We tried to reproduce this and pipeline creation worked with gds 2.5.3 and Neo4j 5.13. It worked all right creating a linkprediction pipeline on a fresh db. It is surprising this caused a bug as its a basic operation that we have test for. Are you able to run other gds algorithms such as for example pageRank?
Could you attach the neo4j logs including debug log?
I have attached the debug and neo4j logs.
I also tried the following, but still got the same error:
- Using a fresh database (in same DBMS instance).
- Removing all plugins except for
bloom-plugin-5.x-2.10.0.jarandneo4j-graph-data-science-2.5.3.jar. - Running
CALL gds.beta.pipeline.nodeClassification.create("pipe-nc")in the Browser.
However, all the PageRank algorithm examples in the docs succeeded and produced the expected results.
In case the OS and its environment is related to this issue: I am using a standalone EE instance running on AWS EC2 with an Amazon Linux OS (AMI ID: ami-0cd7323ab3e63805f).
I have created another AWS EC2 instance running neo4j 5.11.0 and GDS 2.5.1, in which both CALL gds.beta.pipeline.linkPrediction.create("foo") and gds.lp_pipe("foo") succeed.
The same with Neo4j 5.11.0 and GDS 2.5.3.
However, they fail (in the same way as before) with Neo4j 5.12.0 and GDS 2.5.0. So this seems to imply that the root issue is actually in Neo4j 5.12.0 onwards.
Thanks for the info @cybersam ! What JVM are you using?
...$ java -version openjdk version "17.0.9" 2023-10-17 LTS OpenJDK Runtime Environment Corretto-17.0.9.8.1 (build 17.0.9+8-LTS) OpenJDK 64-Bit Server VM Corretto-17.0.9.8.1 (build 17.0.9+8-LTS, mixed mode, sharing)
[ec2-user@ip-172-31-13-182 ~]$ java -version openjdk version "17.0.9" 2023-10-17 LTS OpenJDK Runtime Environment Corretto-17.0.9.8.1 (build 17.0.9+8-LTS) OpenJDK 64-Bit Server VM Corretto-17.0.9.8.1 (build 17.0.9+8-LTS, mixed mode, sharing)
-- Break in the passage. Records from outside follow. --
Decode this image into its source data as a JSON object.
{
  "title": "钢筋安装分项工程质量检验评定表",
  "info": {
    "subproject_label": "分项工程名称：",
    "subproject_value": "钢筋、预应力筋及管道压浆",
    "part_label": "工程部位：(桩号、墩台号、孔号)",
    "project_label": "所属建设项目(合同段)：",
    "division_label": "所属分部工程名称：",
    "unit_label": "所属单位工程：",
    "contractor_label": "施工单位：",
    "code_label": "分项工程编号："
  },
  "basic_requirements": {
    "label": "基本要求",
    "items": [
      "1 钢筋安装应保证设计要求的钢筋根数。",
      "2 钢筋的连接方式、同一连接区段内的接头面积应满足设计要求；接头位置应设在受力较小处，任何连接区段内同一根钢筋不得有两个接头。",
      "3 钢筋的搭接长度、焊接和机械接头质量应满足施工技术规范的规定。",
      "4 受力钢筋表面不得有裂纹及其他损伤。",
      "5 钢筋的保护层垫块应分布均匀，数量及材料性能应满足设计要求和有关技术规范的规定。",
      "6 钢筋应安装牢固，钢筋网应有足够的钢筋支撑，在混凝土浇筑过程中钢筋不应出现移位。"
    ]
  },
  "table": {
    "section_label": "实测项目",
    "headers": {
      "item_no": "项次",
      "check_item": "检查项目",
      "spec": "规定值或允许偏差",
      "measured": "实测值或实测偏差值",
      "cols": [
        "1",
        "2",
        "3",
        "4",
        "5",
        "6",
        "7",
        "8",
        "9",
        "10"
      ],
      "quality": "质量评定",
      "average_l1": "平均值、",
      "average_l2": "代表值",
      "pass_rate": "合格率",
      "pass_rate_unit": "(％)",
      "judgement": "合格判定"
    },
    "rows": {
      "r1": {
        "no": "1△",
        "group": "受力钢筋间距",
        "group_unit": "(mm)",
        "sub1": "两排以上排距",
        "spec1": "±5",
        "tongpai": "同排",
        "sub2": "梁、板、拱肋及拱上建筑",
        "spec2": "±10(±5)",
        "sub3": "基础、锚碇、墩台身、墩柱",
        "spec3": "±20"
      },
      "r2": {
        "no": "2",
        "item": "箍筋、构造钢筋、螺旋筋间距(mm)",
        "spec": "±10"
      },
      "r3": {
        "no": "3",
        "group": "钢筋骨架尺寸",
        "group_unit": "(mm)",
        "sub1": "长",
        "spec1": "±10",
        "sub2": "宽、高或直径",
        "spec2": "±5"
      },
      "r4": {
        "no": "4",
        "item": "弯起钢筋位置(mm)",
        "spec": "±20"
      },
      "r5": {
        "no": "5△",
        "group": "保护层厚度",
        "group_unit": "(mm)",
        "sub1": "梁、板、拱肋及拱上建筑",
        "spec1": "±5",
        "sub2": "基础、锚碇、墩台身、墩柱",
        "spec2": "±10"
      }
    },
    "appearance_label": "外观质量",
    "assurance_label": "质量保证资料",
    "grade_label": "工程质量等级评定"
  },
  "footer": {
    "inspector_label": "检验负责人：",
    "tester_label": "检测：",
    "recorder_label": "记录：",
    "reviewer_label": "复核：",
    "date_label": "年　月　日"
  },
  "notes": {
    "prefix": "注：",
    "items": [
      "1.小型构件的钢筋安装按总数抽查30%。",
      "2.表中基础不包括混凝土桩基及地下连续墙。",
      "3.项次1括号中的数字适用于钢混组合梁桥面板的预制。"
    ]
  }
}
Great, thank you! We're looking into this
Any updates or recommendations for this issue? Ideally not involving downgrading the Neo4j version. Thank you
@cybersam @lukepereira
The issue was with the Cypher runtime but should be fixed as of Neo4j DB version 5.16. Would you be able to try your code with this version?